Some US officials are eyeing Poland as a new home to the US nuclear arsenal in Europe, after German Social Democrats reopened the debate about whether the country should remain under Washington’s protective nuclear umbrella. And the latest twist has already displeased Russia, Poland’s mighty eastern neighbour.
Germany should “exclude the stationing of US nuclear weapons in the future,” demanded in early May Rolf Mützenich, Social Democrat leader in the German Bundestag, prompting a backlash from coalition partners and German foreign minister Heiko Maas.
Mützenich’s plea was largely supported by party leaders, who saw the pacifist drive as a possible trump card for next year’s parliamentary elections, as the party is also opposing the purchase of US-made F-18 fighter planes capable of transporting nuclear warheads, one of the conditions for Germany to maintain its nuclear capacity after 2030.
Richard Grenell, US Ambassador to Germany, accused the German government of not doing its part for NATO’s policy of nuclear deterrence, and the US Embassy issued a statement reminding Berlin that it had pledged to contribute to NATO capabilities and suggesting that “if Germany seeks to be a true power for peace, now is the time for solidarity”.

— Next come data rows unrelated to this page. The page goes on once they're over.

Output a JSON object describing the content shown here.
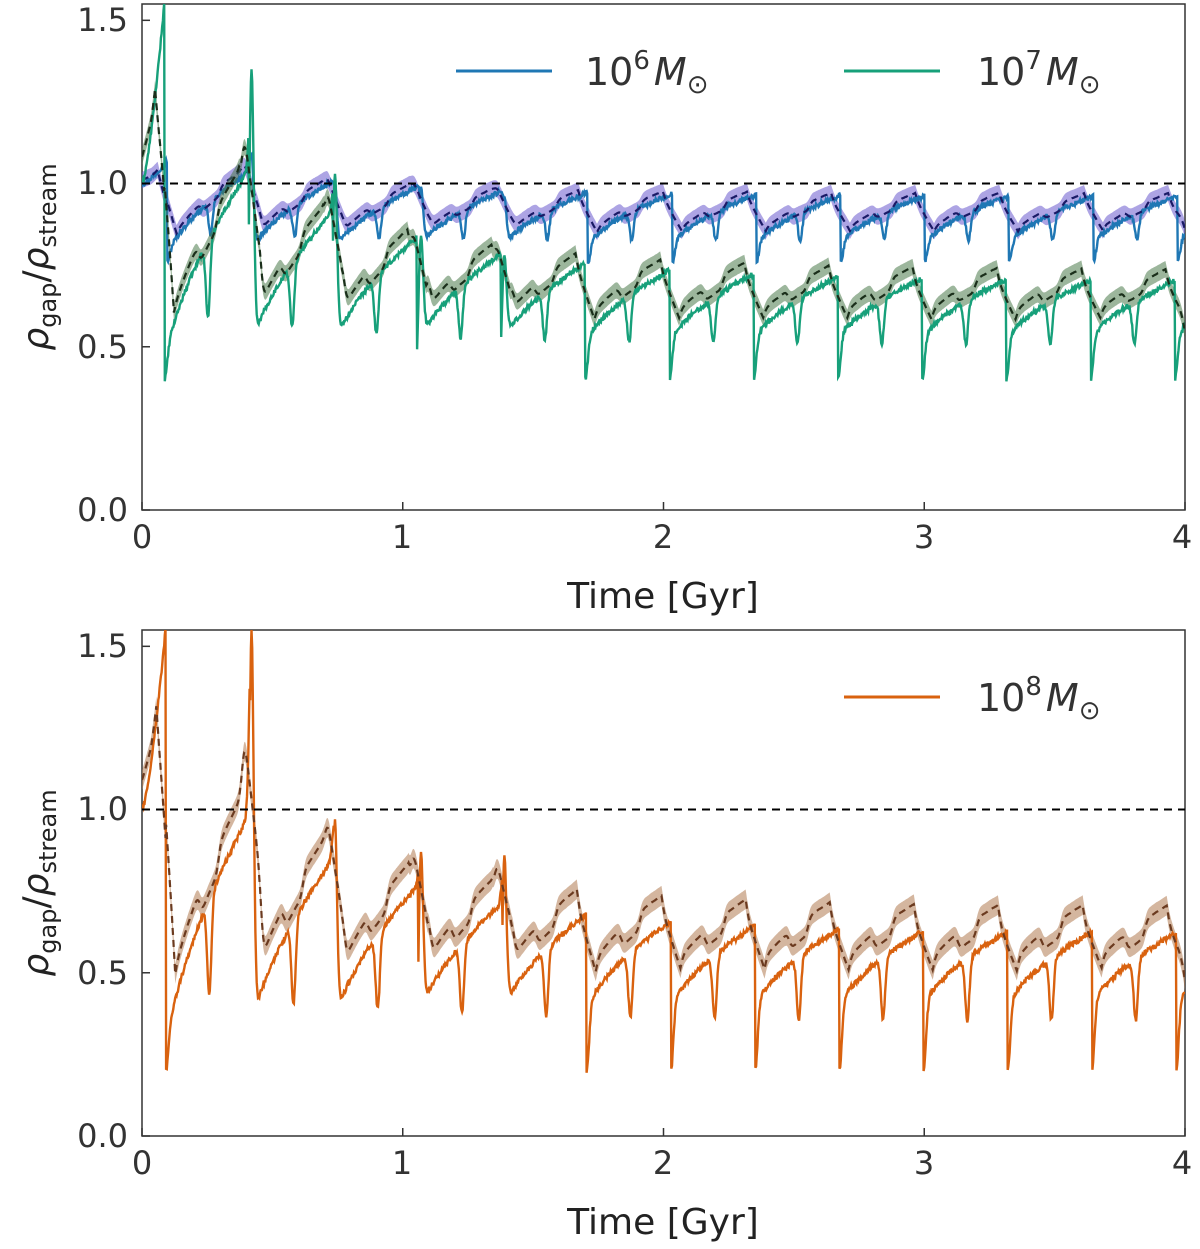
{
  "chart_data": [
    {
      "type": "line",
      "xlabel": "Time [Gyr]",
      "ylabel": "ρ_gap/ρ_stream",
      "ylabel_parts": {
        "rho1": "ρ",
        "sub1": "gap",
        "slash": "/",
        "rho2": "ρ",
        "sub2": "stream"
      },
      "xlim": [
        0,
        4
      ],
      "ylim": [
        0,
        1.55
      ],
      "xticks": [
        0,
        1,
        2,
        3,
        4
      ],
      "xtick_labels": [
        "0",
        "1",
        "2",
        "3",
        "4"
      ],
      "yticks": [
        0.0,
        0.5,
        1.0,
        1.5
      ],
      "ytick_labels": [
        "0.0",
        "0.5",
        "1.0",
        "1.5"
      ],
      "reference_line": 1.0,
      "legend_position": "top-right",
      "series": [
        {
          "name": "10^6 M_sun",
          "legend_parts": {
            "base": "10",
            "exp": "6",
            "sym": "M",
            "sub": "⊙"
          },
          "color": "#1f77b4",
          "mean_color": "#1a1a66",
          "band_color": "#6a5acd",
          "orbit_period": 0.323,
          "first_peak": 0.095,
          "start_value": 1.0,
          "peak_value": 1.07,
          "trough_value": 0.76,
          "secondary_value": 0.86,
          "long_term_value": 0.84,
          "transient_peaks": [
            {
              "t": 0.42,
              "value": 1.09
            },
            {
              "t": 0.74,
              "value": 1.0
            },
            {
              "t": 1.07,
              "value": 0.99
            },
            {
              "t": 1.39,
              "value": 0.96
            }
          ],
          "mean_offset": 0.02,
          "band_halfwidth": 0.025
        },
        {
          "name": "10^7 M_sun",
          "legend_parts": {
            "base": "10",
            "exp": "7",
            "sym": "M",
            "sub": "⊙"
          },
          "color": "#17a07a",
          "mean_color": "#1a2e1a",
          "band_color": "#4a7a4a",
          "orbit_period": 0.323,
          "first_peak": 0.085,
          "start_value": 1.0,
          "peak_value": 1.55,
          "trough_value": 0.4,
          "secondary_value": 0.58,
          "long_term_value": 0.58,
          "transient_peaks": [
            {
              "t": 0.42,
              "value": 1.35
            },
            {
              "t": 0.74,
              "value": 1.03
            },
            {
              "t": 1.07,
              "value": 0.84
            },
            {
              "t": 1.39,
              "value": 0.78
            }
          ],
          "mean_offset": 0.05,
          "band_halfwidth": 0.025
        }
      ]
    },
    {
      "type": "line",
      "xlabel": "Time [Gyr]",
      "ylabel": "ρ_gap/ρ_stream",
      "ylabel_parts": {
        "rho1": "ρ",
        "sub1": "gap",
        "slash": "/",
        "rho2": "ρ",
        "sub2": "stream"
      },
      "xlim": [
        0,
        4
      ],
      "ylim": [
        0,
        1.55
      ],
      "xticks": [
        0,
        1,
        2,
        3,
        4
      ],
      "xtick_labels": [
        "0",
        "1",
        "2",
        "3",
        "4"
      ],
      "yticks": [
        0.0,
        0.5,
        1.0,
        1.5
      ],
      "ytick_labels": [
        "0.0",
        "0.5",
        "1.0",
        "1.5"
      ],
      "reference_line": 1.0,
      "legend_position": "top-right",
      "series": [
        {
          "name": "10^8 M_sun",
          "legend_parts": {
            "base": "10",
            "exp": "8",
            "sym": "M",
            "sub": "⊙"
          },
          "color": "#d9620f",
          "mean_color": "#6b3a1f",
          "band_color": "#b07a50",
          "orbit_period": 0.323,
          "first_peak": 0.09,
          "start_value": 1.0,
          "peak_value": 1.55,
          "trough_value": 0.2,
          "secondary_value": 0.47,
          "long_term_value": 0.5,
          "transient_peaks": [
            {
              "t": 0.42,
              "value": 1.55
            },
            {
              "t": 0.74,
              "value": 0.97
            },
            {
              "t": 1.07,
              "value": 0.87
            },
            {
              "t": 1.39,
              "value": 0.86
            }
          ],
          "mean_offset": 0.1,
          "band_halfwidth": 0.03
        }
      ]
    }
  ]
}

“Will Germany bear this responsibility, or will it sit back and simply enjoy the economic benefits of security provided by its other Allies?” the statement read.
It was also a reminder of the 2016 Warsaw Declaration in which NATO leaders stated that “the fundamental purpose of NATO’s nuclear capability is to preserve peace, prevent coercion, and deter aggression.”

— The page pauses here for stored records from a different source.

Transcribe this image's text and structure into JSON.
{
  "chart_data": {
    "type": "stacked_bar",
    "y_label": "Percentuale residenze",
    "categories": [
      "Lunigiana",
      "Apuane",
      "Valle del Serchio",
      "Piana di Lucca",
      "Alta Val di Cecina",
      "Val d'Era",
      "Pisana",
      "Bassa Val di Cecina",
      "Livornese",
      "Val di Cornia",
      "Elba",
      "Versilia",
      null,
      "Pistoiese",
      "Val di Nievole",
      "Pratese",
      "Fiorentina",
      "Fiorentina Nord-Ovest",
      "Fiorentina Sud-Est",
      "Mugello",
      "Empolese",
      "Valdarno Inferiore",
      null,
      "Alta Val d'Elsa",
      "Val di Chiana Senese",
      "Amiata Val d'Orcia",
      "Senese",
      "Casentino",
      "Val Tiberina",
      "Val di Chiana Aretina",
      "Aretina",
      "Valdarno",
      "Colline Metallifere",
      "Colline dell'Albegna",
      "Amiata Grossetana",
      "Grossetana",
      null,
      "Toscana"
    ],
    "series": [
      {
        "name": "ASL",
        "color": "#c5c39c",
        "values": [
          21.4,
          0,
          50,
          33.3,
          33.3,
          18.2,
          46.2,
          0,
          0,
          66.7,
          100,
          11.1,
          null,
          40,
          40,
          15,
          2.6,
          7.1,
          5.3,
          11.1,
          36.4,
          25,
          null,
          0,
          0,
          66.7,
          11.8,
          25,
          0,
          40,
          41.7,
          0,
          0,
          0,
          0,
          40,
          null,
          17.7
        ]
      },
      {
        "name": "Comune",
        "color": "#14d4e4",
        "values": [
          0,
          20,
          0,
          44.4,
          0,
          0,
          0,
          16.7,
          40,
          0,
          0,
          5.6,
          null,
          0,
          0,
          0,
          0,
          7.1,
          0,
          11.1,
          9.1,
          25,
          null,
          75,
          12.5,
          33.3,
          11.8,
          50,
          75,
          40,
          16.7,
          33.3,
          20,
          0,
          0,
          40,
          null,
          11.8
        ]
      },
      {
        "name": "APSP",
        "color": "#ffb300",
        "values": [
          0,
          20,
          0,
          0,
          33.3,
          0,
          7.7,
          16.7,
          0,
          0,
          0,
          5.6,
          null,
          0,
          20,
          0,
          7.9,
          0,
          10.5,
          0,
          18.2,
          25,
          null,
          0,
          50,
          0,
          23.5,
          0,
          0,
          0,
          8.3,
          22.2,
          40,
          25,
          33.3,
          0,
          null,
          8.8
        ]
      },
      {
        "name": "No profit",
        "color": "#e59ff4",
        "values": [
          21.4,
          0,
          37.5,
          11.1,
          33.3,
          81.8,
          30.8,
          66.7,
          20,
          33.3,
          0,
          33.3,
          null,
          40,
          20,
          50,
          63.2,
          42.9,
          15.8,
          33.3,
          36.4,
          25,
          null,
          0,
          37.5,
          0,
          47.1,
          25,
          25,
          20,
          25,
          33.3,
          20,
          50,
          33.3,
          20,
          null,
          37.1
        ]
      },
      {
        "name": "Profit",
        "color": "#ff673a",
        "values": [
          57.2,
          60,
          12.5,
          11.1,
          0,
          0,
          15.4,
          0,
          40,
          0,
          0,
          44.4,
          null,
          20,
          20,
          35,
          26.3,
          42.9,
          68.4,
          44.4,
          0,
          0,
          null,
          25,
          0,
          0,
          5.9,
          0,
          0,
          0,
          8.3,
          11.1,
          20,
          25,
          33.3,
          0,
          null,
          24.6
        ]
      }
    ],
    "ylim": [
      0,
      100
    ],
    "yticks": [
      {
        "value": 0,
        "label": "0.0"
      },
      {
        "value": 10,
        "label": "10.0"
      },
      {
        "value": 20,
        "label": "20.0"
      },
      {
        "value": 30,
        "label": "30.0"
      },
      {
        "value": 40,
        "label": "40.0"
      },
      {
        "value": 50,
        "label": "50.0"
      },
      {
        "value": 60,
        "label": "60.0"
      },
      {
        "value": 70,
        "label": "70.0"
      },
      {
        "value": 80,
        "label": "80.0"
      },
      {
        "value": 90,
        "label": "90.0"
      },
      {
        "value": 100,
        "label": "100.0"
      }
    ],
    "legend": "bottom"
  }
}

During the latest debate, German security experts have described the domino effect of the withdrawal of nuclear weapons from Germany.
“Germany can abandon nuclear deterrence. This forces Poland to rethink the issue of nuclear deterrence. And this motivates Russia to intensify its strategy of influence in Central and Eastern Europe. The result: more conflict in the East, Europe weakened,” Ulrich Speck, Senior Visiting Fellow at the German Marshall Fund, commented on Twitter.
Poland as substitute?
US Ambassador to Poland, Georgette Mosbacher, upped the ante and suggested that in the event that Germany should attempt to “reduce its nuclear potential and weaken NATO”, “perhaps Poland, which pays its fair share, understands the risks and is on NATO’s Eastern Flank, could house the capabilities”.

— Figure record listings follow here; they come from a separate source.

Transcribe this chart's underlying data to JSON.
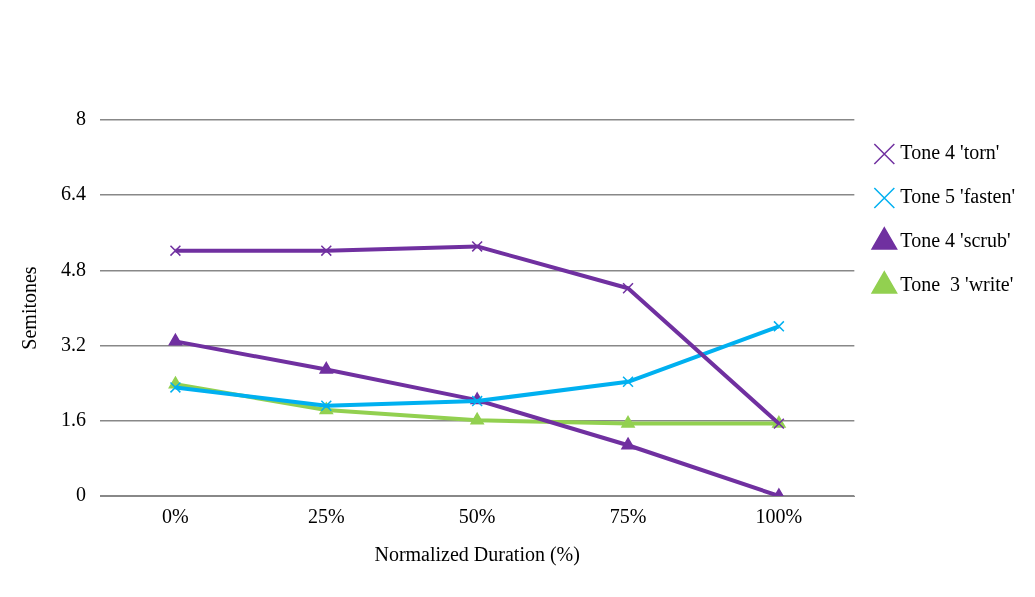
{
  "chart_data": {
    "type": "line",
    "xlabel": "Normalized Duration (%)",
    "ylabel": "Semitones",
    "categories": [
      "0%",
      "25%",
      "50%",
      "75%",
      "100%"
    ],
    "series": [
      {
        "name": "Tone 4 'torn'",
        "color": "#7030a0",
        "marker": "cross",
        "values": [
          5.22,
          5.22,
          5.31,
          4.42,
          1.54
        ]
      },
      {
        "name": "Tone 5 'fasten'",
        "color": "#00b0f0",
        "marker": "cross",
        "values": [
          2.31,
          1.92,
          2.02,
          2.43,
          3.61
        ]
      },
      {
        "name": "Tone 4 'scrub'",
        "color": "#7030a0",
        "marker": "triangle",
        "values": [
          3.29,
          2.69,
          2.04,
          1.08,
          0
        ]
      },
      {
        "name": "Tone  3 'write'",
        "color": "#92d050",
        "marker": "triangle",
        "values": [
          2.38,
          1.83,
          1.61,
          1.54,
          1.54
        ]
      }
    ],
    "ylim": [
      0,
      8
    ],
    "yticks": [
      0,
      1.6,
      3.2,
      4.8,
      6.4,
      8
    ],
    "grid": "y",
    "legend": "right"
  }
}
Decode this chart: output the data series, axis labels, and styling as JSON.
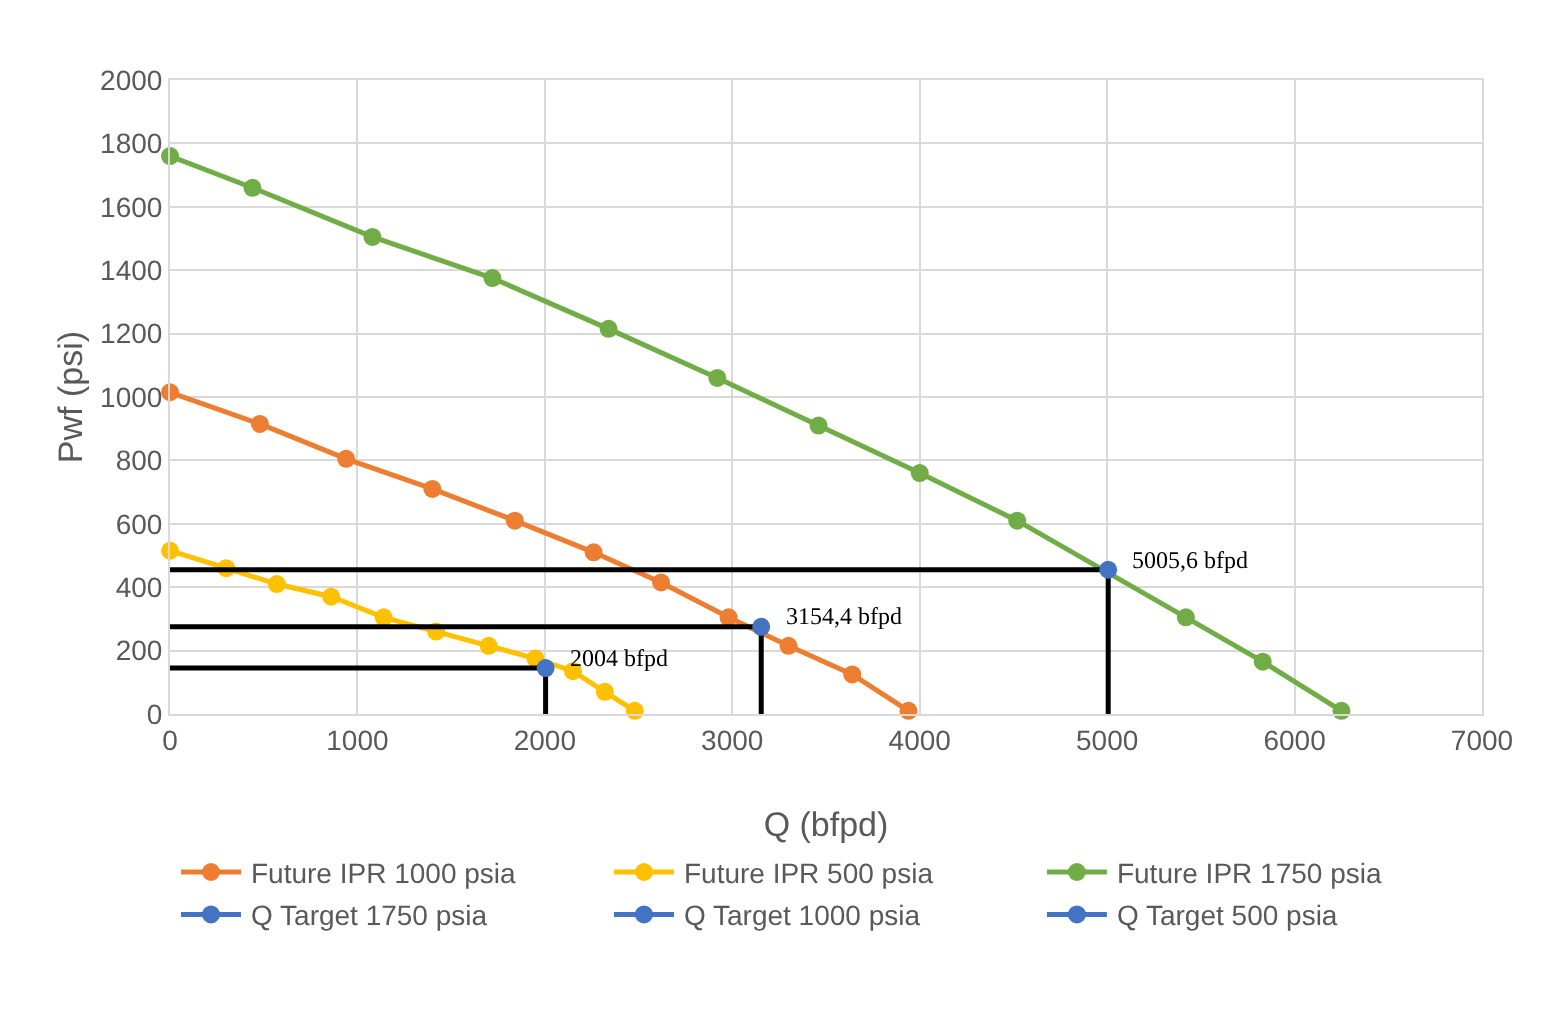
{
  "chart_data": {
    "type": "line",
    "xlabel": "Q (bfpd)",
    "ylabel": "Pwf (psi)",
    "xlim": [
      0,
      7000
    ],
    "xticks": [
      0,
      1000,
      2000,
      3000,
      4000,
      5000,
      6000,
      7000
    ],
    "ylim": [
      0,
      2000
    ],
    "yticks": [
      0,
      200,
      400,
      600,
      800,
      1000,
      1200,
      1400,
      1600,
      1800,
      2000
    ],
    "grid": true,
    "legend": "bottom",
    "marker": "circle",
    "line_style": "solid",
    "series": [
      {
        "name": "Future IPR 1000 psia",
        "color": "#ed7d31",
        "x": [
          0,
          480,
          940,
          1400,
          1840,
          2260,
          2620,
          2980,
          3300,
          3640,
          3940
        ],
        "values": [
          1015,
          915,
          805,
          710,
          610,
          510,
          415,
          305,
          215,
          125,
          10
        ]
      },
      {
        "name": "Future IPR 500 psia",
        "color": "#ffc000",
        "x": [
          0,
          300,
          570,
          860,
          1140,
          1420,
          1700,
          1950,
          2150,
          2320,
          2480
        ],
        "values": [
          515,
          460,
          410,
          370,
          305,
          260,
          215,
          175,
          135,
          70,
          10
        ]
      },
      {
        "name": "Future IPR 1750 psia",
        "color": "#70ad47",
        "x": [
          0,
          440,
          1080,
          1720,
          2340,
          2920,
          3460,
          4000,
          4520,
          5420,
          5830,
          6250
        ],
        "values": [
          1760,
          1660,
          1505,
          1375,
          1215,
          1060,
          910,
          760,
          610,
          305,
          165,
          10
        ]
      },
      {
        "color": "#000000",
        "marker": "none",
        "x": [
          0,
          5005.6,
          5005.6
        ],
        "values": [
          455,
          455,
          0
        ]
      },
      {
        "color": "#000000",
        "marker": "none",
        "x": [
          0,
          3154.4,
          3154.4
        ],
        "values": [
          275,
          275,
          0
        ]
      },
      {
        "color": "#000000",
        "marker": "none",
        "x": [
          0,
          2004,
          2004
        ],
        "values": [
          145,
          145,
          0
        ]
      },
      {
        "name": "Q Target 1750 psia",
        "color": "#4472c4",
        "x": [
          5005.6
        ],
        "values": [
          455
        ]
      },
      {
        "name": "Q Target 1000 psia",
        "color": "#4472c4",
        "x": [
          3154.4
        ],
        "values": [
          275
        ]
      },
      {
        "name": "Q Target 500 psia",
        "color": "#4472c4",
        "x": [
          2004
        ],
        "values": [
          145
        ]
      }
    ],
    "annotations": [
      {
        "text": "5005,6 bfpd",
        "x": 5005.6,
        "y": 455
      },
      {
        "text": "3154,4 bfpd",
        "x": 3154.4,
        "y": 275
      },
      {
        "text": "2004 bfpd",
        "x": 2004,
        "y": 145
      }
    ]
  }
}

Although Warsaw has not officially sought such a solution, the possibility has been discussed since December 2015 by the then deputy defence minister and Poland’s current Ambassador to NATO, Tomasz Szatkowski.
However, the relocation of US nuclear weapons to Poland would be “expensive, militarily unwise because it would make the weapons more vulnerable to preemptive attack, unduly provocative, and divisive within NATO,” warned Steven Pifer, former US diplomat in Poland and a current non-resident fellow at Brookings’ Arms Control and Non-Proliferation Initiative.
According to him, such a move would require the construction of a special infrastructure that would ensure the security of the equipment and specially isolated air bunkers that would have to be built in Poland.
It also would make Poland more vulnerable to being targeted and could divide NATO allies, as some members may not agree to transfer nuclear weapons to Poland.
“This was a tweet best not sent. The one thing it does do, however, is give Mr Mützenich a new talking point for removing the bombs from Germany; citing Ambassador Mosbacher, he can claim: “We can send them to Poland,” Pifer concluded.
Russia not amused
Mosbacher’s statement about the possibility of deploying US nuclear weapons in Poland drew a harsh rebuke from Russia’s Ministry of Foreign Affairs.
Russian MFA spokeswoman Maria Zakharova said Mosbacher wants to “talk about the possibility of bringing nuclear weapons and their infrastructure closer to the Russian borders.”
This would constitute “a violation of one of the key provisions” of the 1997 Russia-NATO Founding Act.
The act – a political agreement, not a legally binding treaty— committed NATO to carry out its collective defence and other missions by “ensuring the necessary interoperability, integration, and capability for reinforcement rather than by additional permanent stationing of substantial combat forces” on the territories of the former Warsaw Pact states.
“We hope Washington and Warsaw are aware of the dangerous nature of this kind of expression,” Zakharova said, adding that such declarations “are still exacerbating relations between Russia and NATO, which are already going through a bad time” and “threaten the material basis of European security.”
Instead, security could be strengthened by “taking American warheads back to US territory.”